There is an obesity epidemic in the United States
As a result, more people with obesity are applying for Social Security disability benefits. This includes Disability Insurance and SSI disability benefits. Since this is such a widespread illness, it is important to know what it means to be obese and establish whether it is a disabling impairment.
According to the National Institute of Diabetes and Digestive and Kidney Diseases:
- Overweight refers to an excess amount of body weight that may come from muscles, bone, fat, and water.
- Obesity refers to an excess amount of body fat.
Data from the National Health and Nutrition Examination Survey, 2009–2010:
- More than 2 in 3 adults are considered to be overweight or obese.
- More than 1 in 3 adults are considered to be obese.
- More than 1 in 20 adults are considered to have extreme obesity.
- About one-third of children and adolescents ages 6 to 19 are considered to be overweight or obese.
- More than 1 in 6 children and adolescents ages 6 to 19 are considered to be obese.

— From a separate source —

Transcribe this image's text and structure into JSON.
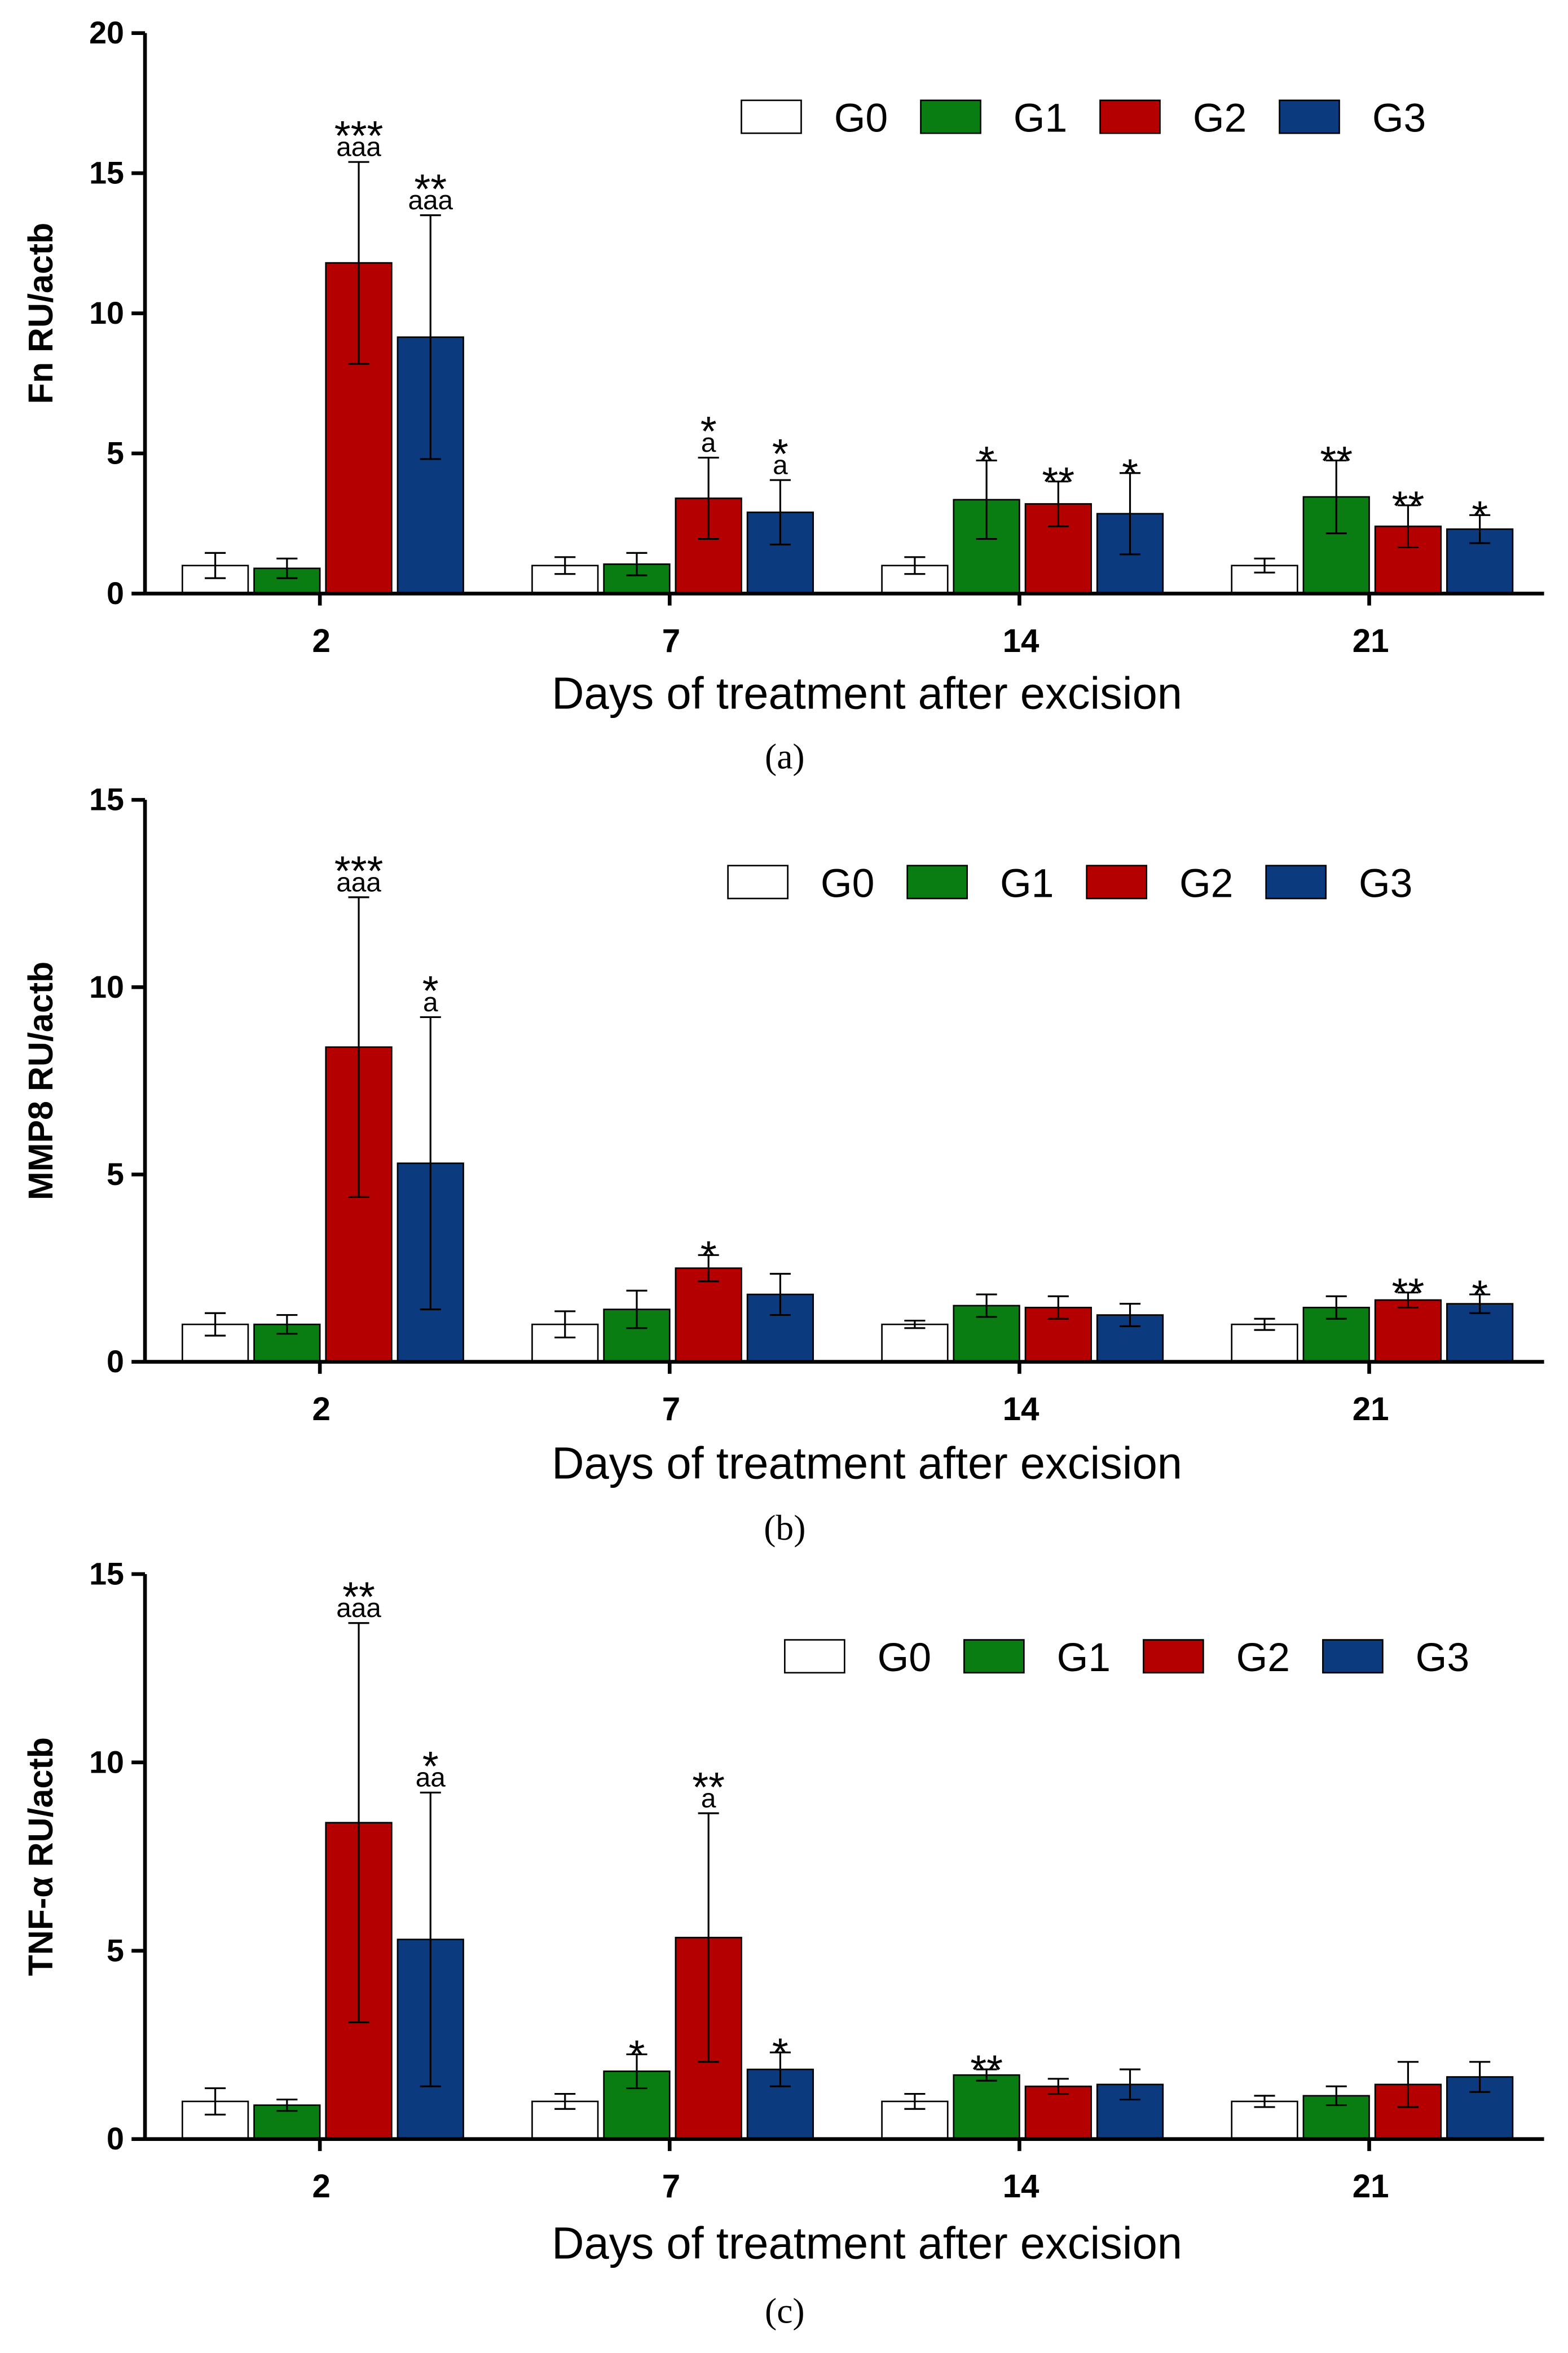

The National Institutes of Health (NIH) recognizes three levels of obesity. Body Mass Index (BMI) determines the level of obesity, where BMI is the ratio of weight (in kilograms) to the square of height in meters (kg/m2). Level I includes BMIs of 30.0 – 34.9. Level II is 35.0 – 39.9 and Level III (“extreme” obesity) includes BMIs of 40 or above.
How Social Security Looks at Obesity
The Social Security Administration (SSA) defines obesity as a “complex, chronic disease characterized by excessive accumulation of body fat.” It is generally the result of a combination of factors. These include: genetic, environmental, and behavioral.
As with any other medical condition, Social Security first has to figure out if the claimant’s obesity is a “severe” impairment. To do this, Social Security will look at this condition alone, or in combination with other impairments.
SSA does this to see if this condition significantly limits one’s physical or mental ability to do basic work activities. These activities include sitting, standing and walking, as well as understanding, carrying out and remembering simple instructions.
There is no specific weight or BMI that equates with a “severe” or “not severe” impairment. Instead, SSA examines each case individually to decide whether the condition is severe.
If SSA finds that the claimant’s obesity is severe, the next step is determining whether it “meets” or “equals in severity” one of SSA’s listed impairments. Social Security’s regulations include a section called the “Listings of Impairments.” This is where all of the listed impairments are laid out. You can find the adult listings here: (See https://www.ssa.gov/disability/professionals/bluebook/AdultListings.htm, visited on 6/20/16)
As of October 25, 1999, Social Security removed this illness from the Listings of Impairments. This is because SSA found the obesity alone did not prevent claimants from working.
Although obesity cannot meet a listing by itself, it can meet a listing in combination with another impairment. This happens when obesity makes another impairment worse. This is especially true of musculoskeletal, breathing, heart and mental impairments.
No Listing, No Worry
If no listing is met, SSA will establish a claimant’s residual functional capacity (RFC). This is the most that one can do despite one’s illnesses.
If the RFC is so low that a claimant cannot perform his or her past work or any other work, SSA may award benefits. SSA will consider one’s age, education, past work and transferable skills in making this decision.
As you can see, evaluating obesity in a Social Security disability can be quite involved. This is why it is important to have an experienced Social Security disability attorney review the claim first.